Die Beteiligten müssen sich bei der Einlegung und der Begründung der Beschwerde durch einen Prozessbevollmächtigten vertreten lassen. Als Prozessbevollmächtigte sind Rechtsanwälte oder Rechtslehrer an einer staatlichen oder staatlich anerkannten Hochschule eines Mitgliedstaates der Europäischen Union, eines anderen Vertragsstaates des Abkommens über den Europäischen Wirtschaftsraum oder der Schweiz, die die Befähigung zum Richteramt besitzen, für Behörden und juristische Personen des öffentlichen Rechts auch eigene Beschäftigte oder Beschäftigte anderer Behörden oder juristischer Personen des öffentlichen Rechts mit Befähigung zum Richteramt zugelassen. Darüber hinaus sind die in § 67 Abs. 4 der Verwaltungsgerichtsordnung im Übrigen bezeichneten ihnen kraft Gesetzes gleichgestellten Personen zugelassen.

Gegen Ziffer 2 dieses Beschlusses kann innerhalb von sechs Monaten, nachdem die Entscheidung in der Hauptsache Rechtskraft erlangt oder das Verfahren sich anderweitig erledigt hat, Beschwerde eingelegt werden. Ist der Streitwert später als einen Monat vor Ablauf dieser Frist festgesetzt worden, so kann sie noch innerhalb eines Monats nach Zustellung oder formloser Mitteilung des Festsetzungsbeschlusses eingelegt werden.

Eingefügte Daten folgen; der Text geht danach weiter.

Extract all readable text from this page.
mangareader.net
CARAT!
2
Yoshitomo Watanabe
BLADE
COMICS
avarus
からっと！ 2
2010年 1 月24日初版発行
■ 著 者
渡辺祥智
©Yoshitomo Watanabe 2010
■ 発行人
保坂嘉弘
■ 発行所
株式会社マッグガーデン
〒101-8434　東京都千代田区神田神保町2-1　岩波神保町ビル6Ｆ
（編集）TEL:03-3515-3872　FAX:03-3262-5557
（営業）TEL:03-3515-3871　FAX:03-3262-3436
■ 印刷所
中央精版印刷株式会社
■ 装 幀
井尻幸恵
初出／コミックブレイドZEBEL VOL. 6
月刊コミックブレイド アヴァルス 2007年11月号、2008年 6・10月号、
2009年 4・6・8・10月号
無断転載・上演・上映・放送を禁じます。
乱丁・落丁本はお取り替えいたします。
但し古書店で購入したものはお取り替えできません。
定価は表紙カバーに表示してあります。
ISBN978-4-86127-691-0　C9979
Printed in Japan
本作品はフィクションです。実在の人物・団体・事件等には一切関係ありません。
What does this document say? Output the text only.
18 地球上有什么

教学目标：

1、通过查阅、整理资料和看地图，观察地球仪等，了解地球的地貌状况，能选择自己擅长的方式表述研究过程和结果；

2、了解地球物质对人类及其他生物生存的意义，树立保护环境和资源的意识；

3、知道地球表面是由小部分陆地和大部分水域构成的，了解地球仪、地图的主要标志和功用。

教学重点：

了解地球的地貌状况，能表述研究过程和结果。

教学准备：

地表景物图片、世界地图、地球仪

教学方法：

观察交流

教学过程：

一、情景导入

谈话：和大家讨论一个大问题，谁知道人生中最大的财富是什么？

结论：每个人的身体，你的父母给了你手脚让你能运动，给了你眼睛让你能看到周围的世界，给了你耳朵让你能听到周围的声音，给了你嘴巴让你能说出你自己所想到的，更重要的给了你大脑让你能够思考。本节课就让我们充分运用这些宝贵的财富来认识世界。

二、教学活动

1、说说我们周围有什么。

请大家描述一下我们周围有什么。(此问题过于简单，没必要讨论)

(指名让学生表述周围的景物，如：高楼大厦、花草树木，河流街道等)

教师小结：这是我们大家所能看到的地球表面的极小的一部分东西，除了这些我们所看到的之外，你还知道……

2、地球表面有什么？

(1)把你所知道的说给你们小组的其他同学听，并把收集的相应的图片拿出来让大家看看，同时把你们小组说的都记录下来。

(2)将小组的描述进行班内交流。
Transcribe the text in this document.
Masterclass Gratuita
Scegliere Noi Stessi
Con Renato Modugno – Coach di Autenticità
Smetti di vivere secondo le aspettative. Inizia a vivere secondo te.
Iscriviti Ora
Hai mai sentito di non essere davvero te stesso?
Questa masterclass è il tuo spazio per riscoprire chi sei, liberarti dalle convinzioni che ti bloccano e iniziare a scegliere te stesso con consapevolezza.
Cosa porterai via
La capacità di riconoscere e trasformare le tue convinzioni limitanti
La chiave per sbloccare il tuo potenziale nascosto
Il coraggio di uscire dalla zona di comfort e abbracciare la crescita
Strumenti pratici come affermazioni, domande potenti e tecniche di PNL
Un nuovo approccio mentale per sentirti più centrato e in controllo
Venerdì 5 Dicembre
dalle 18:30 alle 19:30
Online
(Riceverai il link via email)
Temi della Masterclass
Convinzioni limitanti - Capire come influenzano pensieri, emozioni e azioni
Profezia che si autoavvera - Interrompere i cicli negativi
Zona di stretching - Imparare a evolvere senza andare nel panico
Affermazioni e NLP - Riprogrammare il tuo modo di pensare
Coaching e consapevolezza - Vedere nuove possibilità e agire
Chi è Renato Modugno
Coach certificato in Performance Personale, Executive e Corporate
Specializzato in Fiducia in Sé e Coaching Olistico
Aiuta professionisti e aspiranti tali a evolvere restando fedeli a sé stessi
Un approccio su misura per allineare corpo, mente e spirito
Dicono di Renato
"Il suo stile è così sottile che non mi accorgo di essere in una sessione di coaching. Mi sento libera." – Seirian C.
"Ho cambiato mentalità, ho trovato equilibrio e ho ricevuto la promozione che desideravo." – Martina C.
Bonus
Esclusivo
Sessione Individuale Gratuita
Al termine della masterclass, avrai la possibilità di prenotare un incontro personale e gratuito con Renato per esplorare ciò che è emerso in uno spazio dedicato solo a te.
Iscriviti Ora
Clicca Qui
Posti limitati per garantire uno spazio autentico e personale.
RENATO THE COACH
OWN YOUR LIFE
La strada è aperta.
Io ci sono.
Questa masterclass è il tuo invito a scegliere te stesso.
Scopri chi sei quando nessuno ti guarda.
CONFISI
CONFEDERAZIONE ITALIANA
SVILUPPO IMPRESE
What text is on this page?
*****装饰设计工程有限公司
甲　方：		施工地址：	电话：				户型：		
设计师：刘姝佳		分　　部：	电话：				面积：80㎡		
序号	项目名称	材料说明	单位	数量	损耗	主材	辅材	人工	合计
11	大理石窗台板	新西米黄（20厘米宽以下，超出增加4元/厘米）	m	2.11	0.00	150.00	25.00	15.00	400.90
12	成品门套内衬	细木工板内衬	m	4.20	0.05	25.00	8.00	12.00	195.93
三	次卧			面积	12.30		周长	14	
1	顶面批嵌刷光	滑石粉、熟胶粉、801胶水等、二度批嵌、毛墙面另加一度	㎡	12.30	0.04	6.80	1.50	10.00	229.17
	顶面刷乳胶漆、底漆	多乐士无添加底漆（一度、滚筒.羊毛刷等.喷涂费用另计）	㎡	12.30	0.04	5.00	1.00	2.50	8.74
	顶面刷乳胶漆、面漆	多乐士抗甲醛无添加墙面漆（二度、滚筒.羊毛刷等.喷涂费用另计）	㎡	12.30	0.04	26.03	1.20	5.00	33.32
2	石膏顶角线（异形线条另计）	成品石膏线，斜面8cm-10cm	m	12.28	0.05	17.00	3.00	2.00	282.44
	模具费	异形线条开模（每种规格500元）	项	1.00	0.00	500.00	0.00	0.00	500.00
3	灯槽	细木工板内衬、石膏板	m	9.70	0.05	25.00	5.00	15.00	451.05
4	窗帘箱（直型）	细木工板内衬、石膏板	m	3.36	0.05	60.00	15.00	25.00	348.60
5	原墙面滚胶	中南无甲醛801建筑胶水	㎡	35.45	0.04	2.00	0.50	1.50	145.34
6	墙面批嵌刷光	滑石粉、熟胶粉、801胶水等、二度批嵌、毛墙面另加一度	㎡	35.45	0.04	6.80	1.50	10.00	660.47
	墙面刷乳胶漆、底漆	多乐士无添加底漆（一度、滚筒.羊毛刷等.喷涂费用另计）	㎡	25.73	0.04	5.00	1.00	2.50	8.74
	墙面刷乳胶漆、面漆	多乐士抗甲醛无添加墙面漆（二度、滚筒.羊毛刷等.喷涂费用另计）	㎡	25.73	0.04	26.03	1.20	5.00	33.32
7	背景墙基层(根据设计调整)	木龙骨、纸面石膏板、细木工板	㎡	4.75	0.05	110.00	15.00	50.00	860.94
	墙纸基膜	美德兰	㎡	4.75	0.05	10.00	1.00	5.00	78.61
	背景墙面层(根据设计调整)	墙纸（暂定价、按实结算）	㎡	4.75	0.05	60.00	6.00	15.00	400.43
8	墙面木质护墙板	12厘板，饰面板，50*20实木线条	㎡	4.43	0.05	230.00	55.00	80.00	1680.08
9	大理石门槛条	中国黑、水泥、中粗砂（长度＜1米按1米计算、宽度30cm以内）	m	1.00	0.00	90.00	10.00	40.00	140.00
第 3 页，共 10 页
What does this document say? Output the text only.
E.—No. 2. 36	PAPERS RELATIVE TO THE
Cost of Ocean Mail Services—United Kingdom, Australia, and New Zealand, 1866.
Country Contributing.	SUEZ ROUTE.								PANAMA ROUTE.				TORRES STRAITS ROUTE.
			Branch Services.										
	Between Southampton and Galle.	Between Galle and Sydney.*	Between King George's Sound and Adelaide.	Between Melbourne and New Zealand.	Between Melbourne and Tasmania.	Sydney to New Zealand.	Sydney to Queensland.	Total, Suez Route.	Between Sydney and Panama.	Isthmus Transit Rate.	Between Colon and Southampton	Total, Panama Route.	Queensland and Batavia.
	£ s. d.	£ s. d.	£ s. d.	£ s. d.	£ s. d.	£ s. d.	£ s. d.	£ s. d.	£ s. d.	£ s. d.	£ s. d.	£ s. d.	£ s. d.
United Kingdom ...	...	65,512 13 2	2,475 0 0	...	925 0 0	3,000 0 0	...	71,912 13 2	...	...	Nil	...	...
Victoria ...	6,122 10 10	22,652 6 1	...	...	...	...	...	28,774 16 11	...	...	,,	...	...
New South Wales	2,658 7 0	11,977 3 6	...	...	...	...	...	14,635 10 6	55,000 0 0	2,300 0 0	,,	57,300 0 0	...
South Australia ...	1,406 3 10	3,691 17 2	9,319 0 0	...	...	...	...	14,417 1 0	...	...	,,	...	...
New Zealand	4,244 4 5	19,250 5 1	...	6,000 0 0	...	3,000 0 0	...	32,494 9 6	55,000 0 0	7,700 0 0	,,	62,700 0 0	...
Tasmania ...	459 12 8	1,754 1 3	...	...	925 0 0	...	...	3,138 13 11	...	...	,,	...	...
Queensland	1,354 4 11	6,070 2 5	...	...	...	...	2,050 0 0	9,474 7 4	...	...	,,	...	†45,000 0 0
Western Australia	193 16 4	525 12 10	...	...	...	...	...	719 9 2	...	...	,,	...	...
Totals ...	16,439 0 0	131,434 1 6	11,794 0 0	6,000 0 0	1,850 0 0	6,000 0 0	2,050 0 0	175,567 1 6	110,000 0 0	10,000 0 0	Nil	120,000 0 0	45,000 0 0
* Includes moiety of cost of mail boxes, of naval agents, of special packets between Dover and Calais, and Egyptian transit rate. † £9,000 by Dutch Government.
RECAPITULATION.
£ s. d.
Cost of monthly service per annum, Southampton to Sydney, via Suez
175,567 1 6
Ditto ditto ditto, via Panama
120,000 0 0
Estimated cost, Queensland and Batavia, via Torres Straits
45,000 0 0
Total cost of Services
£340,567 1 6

Die Beschwerde ist schriftlich, zu Protokoll des Urkundsbeamten der Geschäftsstelle oder als elektronisches Dokument nach Maßgabe des § 55a VwGO und der ERVV bei dem Verwaltungsgericht Köln, Appellhofplatz, 50667 Köln, einzulegen.

Die Beschwerde ist nur zulässig, wenn der Wert des Beschwerdegegenstandes 200 Euro übersteigt.

Die Beschwerdeschrift sollte zweifach eingereicht werden. Im Fall der Einreichung eines elektronischen Dokuments bedarf es keiner Abschriften.